1) Il faut manger lentement des bananes en public. 2) A court terme, l'abolition de l'Etat, de l'argent et du travail sont des objectifs valables. 3) Pour devenir membre de BANANA, il faudra être coopté à l'unanimité par une assemblée générale de l'organisation. 4) Une majorité des deux tiers est nécessaire et suffisante pour exclure un associé. 5) L'assemblée générale est souveraine mais ne peut être tenue pour responsable des agissements individuels des membres de l'association, sauf s'ils sont munis d'un mandat impératif. 6) Le droit de tendance est reconnu à l'intérieur de l'association, sous le sobriquet de "Banana Split". 7) La première assemblée générale de BANANA se tiendra le mardi 20 avril 1993 à 15 h 00, au café-tabac de la rue du Rendez-Vous, dans le douzième arrondissement, en face de la banque, du commissariat de police et de l'église de l'Immaculée conception. Les sympathisants sont cordialement invités à nous rejoindre là, avec des filets à provisions contenant des bananes. Les sacs et cabas opaques sont déconseillés. L'assemblée se réserve le droit de changer de bistrot à partir de 16h00. 8) B.A.N.A.N.A. peut vouloir dire n'importe quoi, à votre convenance, par exemple Bandits Anarchistes Ni Anorexiques Ni Aphasiques, ou Bison Aguerri Ni Anxieux Ni Agoraphobe, etc. etc. 9) Notre émissaire à La Havane est autorisé à assister à la parade du 1er Mai mais ne devra pas faire de concessions à la dictature stalino-castriste. Il est mandaté pour rencontrer si possible Fidel Castro afin d'exiger de lui des bananes, des cigares, du sucre, du rhum, le rétablissement de la liberté d'expression à Cuba, et la libération immédiate des prisonniers d'opinion, y compris les droits communs, et des homosexuels, des toxicomanes et des malades mentaux.

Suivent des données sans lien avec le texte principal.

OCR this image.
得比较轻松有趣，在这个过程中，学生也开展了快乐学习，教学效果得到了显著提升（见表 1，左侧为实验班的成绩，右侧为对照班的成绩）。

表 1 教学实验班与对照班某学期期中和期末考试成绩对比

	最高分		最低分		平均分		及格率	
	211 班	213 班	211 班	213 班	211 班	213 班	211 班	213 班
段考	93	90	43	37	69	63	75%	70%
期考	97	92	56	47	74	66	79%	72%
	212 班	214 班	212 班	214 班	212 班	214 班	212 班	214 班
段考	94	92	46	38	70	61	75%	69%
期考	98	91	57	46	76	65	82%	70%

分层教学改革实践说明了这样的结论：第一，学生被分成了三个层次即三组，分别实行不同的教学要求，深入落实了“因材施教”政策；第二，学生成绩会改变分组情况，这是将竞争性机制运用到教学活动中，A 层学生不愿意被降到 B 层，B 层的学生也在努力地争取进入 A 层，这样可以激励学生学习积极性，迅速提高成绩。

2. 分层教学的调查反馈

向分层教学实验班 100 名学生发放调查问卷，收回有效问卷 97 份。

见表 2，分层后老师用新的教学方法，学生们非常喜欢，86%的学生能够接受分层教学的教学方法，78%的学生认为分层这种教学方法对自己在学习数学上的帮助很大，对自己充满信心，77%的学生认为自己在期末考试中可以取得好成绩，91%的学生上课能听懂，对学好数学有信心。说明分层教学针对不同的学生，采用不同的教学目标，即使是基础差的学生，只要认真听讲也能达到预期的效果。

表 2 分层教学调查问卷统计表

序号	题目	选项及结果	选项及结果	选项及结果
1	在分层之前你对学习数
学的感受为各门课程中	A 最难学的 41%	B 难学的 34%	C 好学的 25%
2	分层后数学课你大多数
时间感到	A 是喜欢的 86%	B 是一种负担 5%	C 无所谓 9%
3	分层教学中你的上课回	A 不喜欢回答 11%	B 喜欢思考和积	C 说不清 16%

Des contacts seront pris avec l'Union Nationale des Ecrivains et Artistes Cubains. Fait
à Paris le lundi 12 avril 1993, ce
procès-verbal a été approuvé par
tous les associés, dont les noms de guerre
suivent: Le doute n'étant plus permis, j'appelai Jean-Patrick Manchette afin d'avoir quelques lumières sur son Internationale légumière. Il m'expliqua alors avoir été profondément bousculé par la mort de Makomé, un adolescent de 17 ans abattu par un policier dans le commissariat des Grandes-Carrières, un quartier du dix-huitième arrondissement parisien, le 6 avril 1993. Jean-Patrick Manchette avait participé à une manifestation de protestation convoquée le lundi 10 avril et avait nargué la police venue massivement, en photographiant les hommes casqués et en jetant près de leurs bottes les peaux tigrées des bananes qu'il mastiquait.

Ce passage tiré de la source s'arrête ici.